Time-Critical Cooperative Path Following

The objective of this work is to develop, implement, and test robust decentralized strategies for path-following control and time-coordination of a fleet of multiple autonomous vehicles supported by an inter-vehicle dynamic communications network. The methodology for time-critical cooperative path-following control developed at the ACRL (in collaboration with NPS and IST) can be summarized in three basic steps:

  1. Initially, each vehicle is assigned a feasible path with a desired speed profile that together satisfy the mission requirements, the vehicle dynamic constraints, and the optimal temporal specifications for each of the vehicles, while ensuring collision-free maneuvers.
  2. Then, a path-following algorithm ensures that every vehicle follows its own path independently of the temporal assignments of the mission.
  3. Finally, the vehicles coordinate their position along the path with the remaining vehicles engaged in the mission by exchanging coordination information over the supporting communications network. The different members in the fleet are classified per their behavior and informational needs as shown in Figure 1:

Figure 1: Communication networks, vehicle hierarchy, and flow of information

a) The reference agent runs as a completely independent member and thus, does not require information from other vehicles. The role of the reference agent is to provide the fleet with the necessary information to enforce temporal constraints. This agent can be perceived as a supervisory control authority, and can be either a virtual or a real agent.
b) Leaders have direct access to the data from the reference agent, and communicate with other leaders and followers. In fact, leaders exchange their coordination states with other vehicles to achieve coordination.
c) Followers do not have direct communication capabilities with the reference agent. However, each follower shares its coordination state with other followers and leaders.

 
Additionally, to increase the usability and applicability of the time-coordination algorithm this project seeks to widen the spectrum of coordination and temporal constraints that can be imposed on the fleet, summarized in Figure 2:


Figure 2: A variety of time-coordination constraints considered

 
The three fundamental steps are accomplished by judiciously decoupling space and time in the formulation of the trajectory-generation, path-following, and time-coordination problems. Moreover, the approach adopted applies to teams of heterogeneous vehicles and does not necessarily lead to swarming behavior, which is unsuitable for some of the mission scenarios envisioned in this project.

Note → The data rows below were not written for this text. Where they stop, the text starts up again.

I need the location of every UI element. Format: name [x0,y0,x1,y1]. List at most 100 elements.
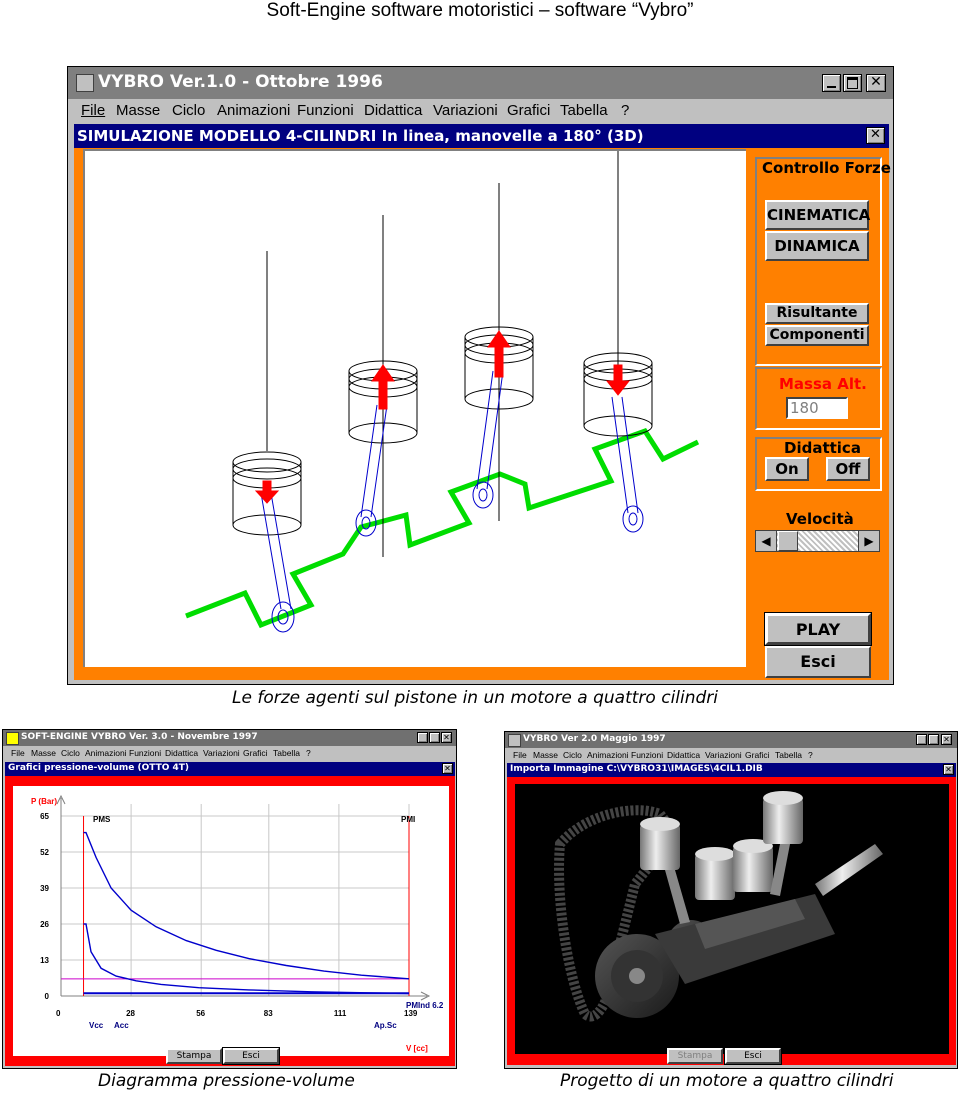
menu-file[interactable]: File [11,746,25,760]
simulation-close-button[interactable]: ✕ [866,127,885,144]
x-tick-label: 83 [264,1009,273,1018]
annotation-vcc: Vcc [89,1021,104,1030]
menu-funzioni[interactable]: Funzioni [631,748,663,762]
close-button[interactable]: ✕ [866,74,886,92]
pv-curve-2 [83,923,410,995]
menu-didattica[interactable]: Didattica [364,99,422,123]
app-icon [508,734,521,747]
minimize-button[interactable] [417,732,428,743]
menu-ciclo[interactable]: Ciclo [172,99,205,123]
dinamica-button[interactable]: DINAMICA [765,231,869,261]
pv-window: SOFT-ENGINE VYBRO Ver. 3.0 - Novembre 19… [2,729,457,1069]
image-sub-title: Importa Immagine C:\VYBRO31\IMAGES\4CIL1… [510,764,763,774]
risultante-button[interactable]: Risultante [765,303,869,324]
piston-2 [348,215,418,557]
pv-curve-1 [83,831,410,980]
image-esci-button[interactable]: Esci [724,1047,782,1065]
pv-close-button[interactable]: ✕ [442,763,453,774]
slider-thumb[interactable] [778,531,798,551]
didattica-label: Didattica [784,439,861,457]
annotation-acc: Acc [114,1021,129,1030]
menu-funzioni[interactable]: Funzioni [129,746,161,760]
image-stampa-button[interactable]: Stampa [667,1048,723,1064]
minimize-button[interactable] [916,734,927,745]
image-window: VYBRO Ver 2.0 Maggio 1997 ✕ File Masse C… [504,731,958,1069]
menu-masse[interactable]: Masse [31,746,56,760]
menu-masse[interactable]: Masse [533,748,558,762]
menu-tabella[interactable]: Tabella [273,746,300,760]
main-title: VYBRO Ver.1.0 - Ottobre 1996 [98,72,383,92]
pv-chart-area: 0 28 56 83 111 139 0 13 26 39 52 65 P (Bar) V [cc] … [13,786,449,1056]
cinematica-button[interactable]: CINEMATICA [765,200,870,230]
menu-ciclo[interactable]: Ciclo [563,748,582,762]
app-icon [6,732,19,745]
menu-help[interactable]: ? [621,99,629,123]
minimize-button[interactable] [822,74,841,92]
forces-control-title: Controllo Forze [762,159,891,177]
menu-help[interactable]: ? [808,748,813,762]
didattica-off-button[interactable]: Off [826,457,870,481]
menu-tabella[interactable]: Tabella [560,99,608,123]
menu-variazioni[interactable]: Variazioni [705,748,742,762]
menu-didattica[interactable]: Didattica [667,748,700,762]
menu-file[interactable]: File [513,748,527,762]
right-arrow-icon: ▶ [864,534,874,548]
componenti-button[interactable]: Componenti [765,325,869,346]
y-tick-label: 26 [40,920,49,929]
caption-right: Progetto di un motore a quattro cilindri [560,1071,894,1091]
slider-right-button[interactable]: ▶ [858,531,879,551]
slider-left-button[interactable]: ◀ [756,531,777,551]
maximize-button[interactable] [928,734,939,745]
left-arrow-icon: ◀ [761,534,771,548]
close-icon: ✕ [443,733,450,742]
menu-animazioni[interactable]: Animazioni [587,748,629,762]
play-button[interactable]: PLAY [764,612,872,646]
image-close-button[interactable]: ✕ [943,764,954,775]
image-title: VYBRO Ver 2.0 Maggio 1997 [523,734,666,744]
simulation-canvas [83,149,746,667]
pv-esci-button[interactable]: Esci [222,1047,280,1065]
image-title-bar: VYBRO Ver 2.0 Maggio 1997 ✕ [505,732,957,748]
close-button[interactable]: ✕ [441,732,452,743]
y-tick-label: 52 [40,848,49,857]
menu-ciclo[interactable]: Ciclo [61,746,80,760]
menu-variazioni[interactable]: Variazioni [203,746,240,760]
pv-chart: 0 28 56 83 111 13901326395265 P (Bar) V [cc] … [31,794,444,1053]
menu-grafici[interactable]: Grafici [243,746,268,760]
menu-animazioni[interactable]: Animazioni [85,746,127,760]
x-tick-label: 0 [56,1009,61,1018]
main-menubar: File Masse Ciclo Animazioni Funzioni Did… [68,99,893,123]
maximize-button[interactable] [429,732,440,743]
menu-tabella[interactable]: Tabella [775,748,802,762]
annotation-pms: PMS [93,815,111,824]
y-tick-label: 39 [40,884,49,893]
didattica-on-button[interactable]: On [765,457,809,481]
menu-help[interactable]: ? [306,746,311,760]
velocita-slider[interactable]: ◀ ▶ [755,530,880,552]
menu-grafici[interactable]: Grafici [745,748,770,762]
main-title-bar: VYBRO Ver.1.0 - Ottobre 1996 ✕ [68,67,893,99]
esci-button[interactable]: Esci [765,646,871,678]
y-tick-label: 65 [40,812,49,821]
velocita-label: Velocità [786,510,854,528]
menu-masse[interactable]: Masse [116,99,160,123]
pv-title: SOFT-ENGINE VYBRO Ver. 3.0 - Novembre 19… [21,732,258,742]
x-tick-label: 139 [404,1009,418,1018]
pv-menubar: File Masse Ciclo Animazioni Funzioni Did… [3,746,456,760]
menu-funzioni[interactable]: Funzioni [297,99,354,123]
menu-animazioni[interactable]: Animazioni [217,99,290,123]
page-header: Soft-Engine software motoristici – softw… [266,0,694,21]
menu-grafici[interactable]: Grafici [507,99,550,123]
close-icon: ✕ [870,74,882,90]
maximize-button[interactable] [843,74,862,92]
massa-input[interactable]: 180 [786,397,848,419]
menu-file[interactable]: File [81,99,105,123]
caption-top: Le forze agenti sul pistone in un motore… [232,688,719,708]
pv-sub-title: Grafici pressione-volume (OTTO 4T) [8,763,190,773]
annotation-pmind: PMInd 6.2 [406,1001,444,1010]
x-axis-label: V [cc] [406,1044,428,1053]
menu-didattica[interactable]: Didattica [165,746,198,760]
menu-variazioni[interactable]: Variazioni [433,99,498,123]
close-button[interactable]: ✕ [941,734,952,745]
pv-stampa-button[interactable]: Stampa [166,1048,222,1064]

Some earlier results have been implemented on Fixed Wing and Quadrotor UAVs.

 

References
  1. J. Puig-Navarro, N. Hovakimyan, and B. D. Allen. Time-coordination strategies and control laws for multi-agent unmanned systems. In Proceedings of 17th AIAA Aviation Technology, Integration, and Operations Conference, 2017.
  2. J. Puig-Navarro, E. Xargay, R. Choe, and N. Hovakimyan. Time-critical coordination of multiple UAVs with absolute temporal constraints. In Proceedings of AIAA Guidance, Navigation and Control Conference, 2015.
  3. E. Xargay. Time-critical cooperative path-following control of multiple unmanned aerial vehicles. PHD Thesis, University of Illinois at Urbana-Champaign, Urbana, IL, United States, 2013. (link to this thesis)
  4. E. Xargay, I. Kaminer, A. Pascoal, N. Hovakimyan, V. Dobrokhodov, V. Cichella, P. Aguiar, and R. Ghabcheloo. Time-critical cooperative path following of multiple UAVs over time-varying networks. In Journal of Guidance, Control, and Dynamics, Vol. 36, No. 2, 2013.
  5. E. Xargay, V. Dobrokhodov, I. Kaminer, A. Pascoal, N. Hovakimyan, and C. Cao. Time-critical cooperative control for multiple autonomous vehicles. In IEEE Control Systems Magazine, Vol: 32, Issue: 5, 2012.
  6. V. Cichella, I. Kaminer, E. Xargay, V. Dobrokhodov, N. Hovakimyan, P. Aguiar, and A. Pascoal. A Lyapunov-based approach for time-coordinated 3D path-following of multiple quadrotors in SO(3). In Proceedings of 51st IEEE Conference on Decision and Control (CDC), 2012.